Pathophysiology RP is typically thought of as a rod-cone dystrophy in which the genetic defects cause cell death (apoptosis), predominantly in the rod photoreceptors; less commonly, the genetic defects affect the RPE and cone photoreceptors. RP has significant phenotypic variation, as there are many different genes that lead to a diagnosis of RP, and patients with the same genetic mutation can present with very different retinal findings. The first histologic change found in the photoreceptors is shortening of the rod outer segments. The outer segments progressively shorten, followed by loss of the rod photoreceptor. This occurs most significantly in the mid periphery of the retina. These regions of the retina reflect the cell apoptosis by having decreased nuclei in the outer nuclear layer. In many cases, the degeneration tends to be worse in the inferior retina, thereby suggesting a role for light exposure. Cone photoreceptor death occurs in a similar manner to rod apoptosis with shortening of the outer segments followed by cell loss. This can occur early or late in the various forms of RP.
Frequency The prevalence of typical RP is reported to be approximately 1 in 4000 in the United States. The carrier state is believed to be approximately 1 in 100. Worldwide prevalence of RP is approximately 1 in because of these X-linked varieties, men may be affected slightly more than women. The age of onset can vary. RP usually is diagnosed in young adulthood, although it can present anywhere from infancy to the mid 30s to 50s.

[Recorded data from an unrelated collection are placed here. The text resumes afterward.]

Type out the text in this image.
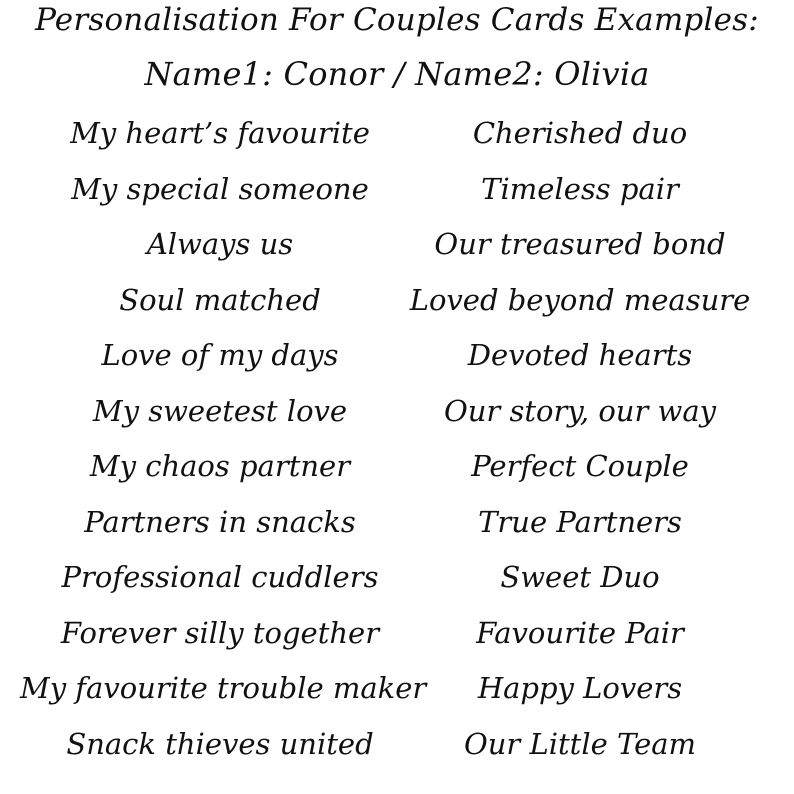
Personalisation For Couples Cards Examples:
Name1: Conor / Name2: Olivia
My heart’s favourite
My special someone
Always us
Soul matched
Love of my days
My sweetest love
My chaos partner
Partners in snacks
Professional cuddlers
Forever silly together
My favourite trouble maker
Snack thieves united
Cherished duo
Timeless pair
Our treasured bond
Loved beyond measure
Devoted hearts
Our story, our way
Perfect Couple
True Partners
Sweet Duo
Favourite Pair
Happy Lovers
Our Little Team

Sytmptoms: Nyctalopia: First symptoms and the hall mark Loss of vision: Painless, slowly progressive. Peripheral then tunnel vision. Photopsia +ve family history Drug history is essential to rule out phenothiazine/thioridazine toxicity.

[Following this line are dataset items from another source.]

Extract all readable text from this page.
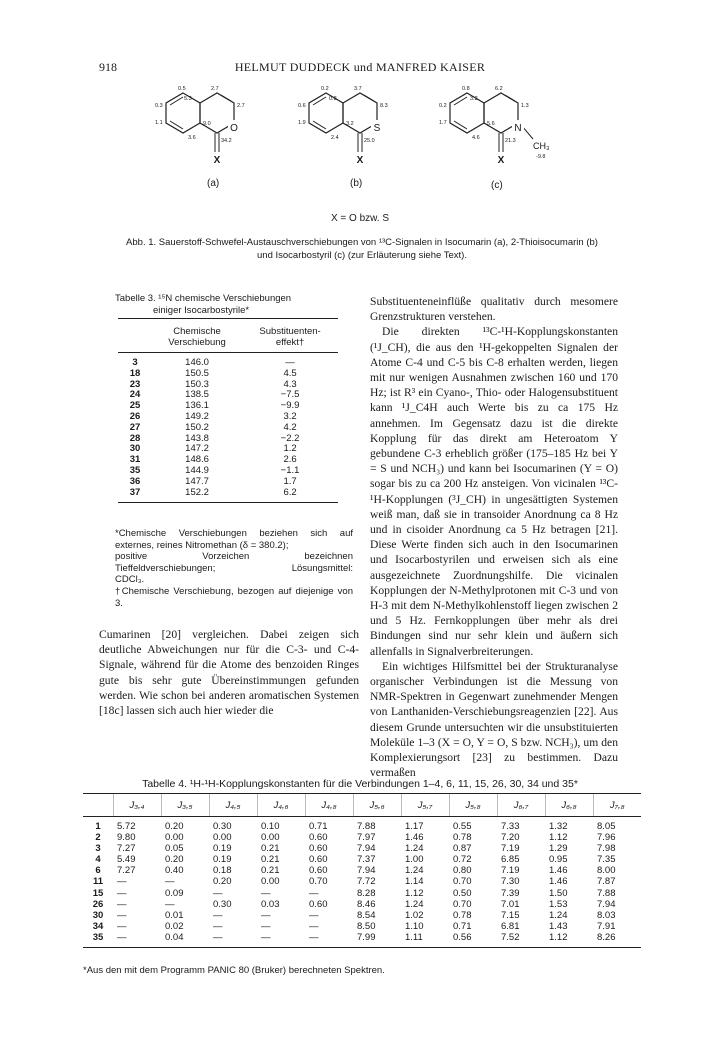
918	HELMUT DUDDECK und MANFRED KAISER
O
X
0.5
5.3
2.7
0.3	2.7
1.1	9.0
3.6	34.2
(a)
S
X
0.2
0.8
3.7
0.6	8.3
1.9	3.2
2.4	25.0
(b)
N
CH₃
-9.8
X
0.8
3.2
6.2
0.2	1.3
1.7	5.6
4.6	21.3
(c)
X = O bzw. S
Abb. 1. Sauerstoff-Schwefel-Austauschverschiebungen von ¹³C-Signalen in Isocumarin (a), 2-Thioisocumarin (b) und Isocarbostyril (c) (zur Erläuterung siehe Text).
Tabelle 3. ¹⁵N chemische Verschiebungen
einiger Isocarbostyrile*
	Chemische
Verschiebung	Substituenten-
effekt†
3	146.0	—
18	150.5	4.5
23	150.3	4.3
24	138.5	−7.5
25	136.1	−9.9
26	149.2	3.2
27	150.2	4.2
28	143.8	−2.2
30	147.2	1.2
31	148.6	2.6
35	144.9	−1.1
36	147.7	1.7
37	152.2	6.2
*Chemische Verschiebungen beziehen sich auf externes, reines Nitromethan (δ = 380.2);
positive	Vorzeichen	bezeichnen
Tieffeldverschiebungen;	Lösungsmittel:
CDCl₃.
†Chemische Verschiebung, bezogen auf diejenige von 3.
Substituenteneinflüße qualitativ durch mesomere Grenzstrukturen verstehen.
Die direkten ¹³C-¹H-Kopplungskonstanten (¹J_CH), die aus den ¹H-gekoppelten Signalen der Atome C-4 und C-5 bis C-8 erhalten werden, liegen mit nur wenigen Ausnahmen zwischen 160 und 170 Hz; ist R³ ein Cyano-, Thio- oder Halogensubstituent kann ¹J_C4H auch Werte bis zu ca 175 Hz annehmen. Im Gegensatz dazu ist die direkte Kopplung für das direkt am Heteroatom Y gebundene C-3 erheblich größer (175–185 Hz bei Y = S und NCH₃) und kann bei Isocumarinen (Y = O) sogar bis zu ca 200 Hz ansteigen. Von vicinalen ¹³C-¹H-Kopplungen (³J_CH) in ungesättigten Systemen weiß man, daß sie in transoider Anordnung ca 8 Hz und in cisoider Anordnung ca 5 Hz betragen [21]. Diese Werte finden sich auch in den Isocumarinen und Isocarbostyrilen und erweisen sich als eine ausgezeichnete Zuordnungshilfe. Die vicinalen Kopplungen der N-Methylprotonen mit C-3 und von H-3 mit dem N-Methylkohlenstoff liegen zwischen 2 und 5 Hz. Fernkopplungen über mehr als drei Bindungen sind nur sehr klein und äußern sich allenfalls in Signalverbreiterungen.
Ein wichtiges Hilfsmittel bei der Strukturanalyse organischer Verbindungen ist die Messung von NMR-Spektren in Gegenwart zunehmender Mengen von Lanthaniden-Verschiebungsreagenzien [22]. Aus diesem Grunde untersuchten wir die unsubstituierten Moleküle 1–3 (X = O, Y = O, S bzw. NCH₃), um den Komplexierungsort [23] zu bestimmen. Dazu vermaßen
Cumarinen [20] vergleichen. Dabei zeigen sich deutliche Abweichungen nur für die C-3- und C-4-Signale, während für die Atome des benzoiden Ringes gute bis sehr gute Übereinstimmungen gefunden werden. Wie schon bei anderen aromatischen Systemen [18c] lassen sich auch hier wieder die
Tabelle 4. ¹H-¹H-Kopplungskonstanten für die Verbindungen 1–4, 6, 11, 15, 26, 30, 34 und 35*
	J₃,₄	J₃,₅	J₄,₅	J₄,₆	J₄,₈	J₅,₆	J₅,₇	J₅,₈	J₆,₇	J₆,₈	J₇,₈
1	5.72	0.20	0.30	0.10	0.71	7.88	1.17	0.55	7.33	1.32	8.05
2	9.80	0.00	0.00	0.00	0.60	7.97	1.46	0.78	7.20	1.12	7.96
3	7.27	0.05	0.19	0.21	0.60	7.94	1.24	0.87	7.19	1.29	7.98
4	5.49	0.20	0.19	0.21	0.60	7.37	1.00	0.72	6.85	0.95	7.35
6	7.27	0.40	0.18	0.21	0.60	7.94	1.24	0.80	7.19	1.46	8.00
11	—	—	0.20	0.00	0.70	7.72	1.14	0.70	7.30	1.46	7.87
15	—	0.09	—	—	—	8.28	1.12	0.50	7.39	1.50	7.88
26	—	—	0.30	0.03	0.60	8.46	1.24	0.70	7.01	1.53	7.94
30	—	0.01	—	—	—	8.54	1.02	0.78	7.15	1.24	8.03
34	—	0.02	—	—	—	8.50	1.10	0.71	6.81	1.43	7.91
35	—	0.04	—	—	—	7.99	1.11	0.56	7.52	1.12	8.26
*Aus den mit dem Programm PANIC 80 (Bruker) berechneten Spektren.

Physical VA: vary from 20/20 to light perception, but usually preserved until late of the disease. Pupil: Normal +/- RAPD Anterior segment: 50% of RP patient will develop posterior subcapsular cataract.
Phsyical Fundus: The retina can appear unaffected early in the disease. Typical key findings include the following: Bone spicules - Midperipheral retinal hyperpigmentation in a characteristic pattern Optic nerve waxy pallor Atrophy of the RPE in the mid periphery of the retina Retinal arteriolar attenuation The presence of vitreous cells is common. Patients can have a loss of the foveolar reflex an abnormal vitreoretinal interface. A subset of patients with RP develops cystoid macular edema with an associated more rapid and potentially reversible loss of vision. Retinitis punctata albescens, a variant of RP, presents with yellow deposits deep in the retina rather the normal increased pigmentation of the peripheral retina.
Fundus: Cone-rod retinal degenerations present with central macular pigmentary changes (bull's eye maculopathy). Choroideremia and gyrate atrophy typically present with large scalloped areas of peripheral retinal atrophy.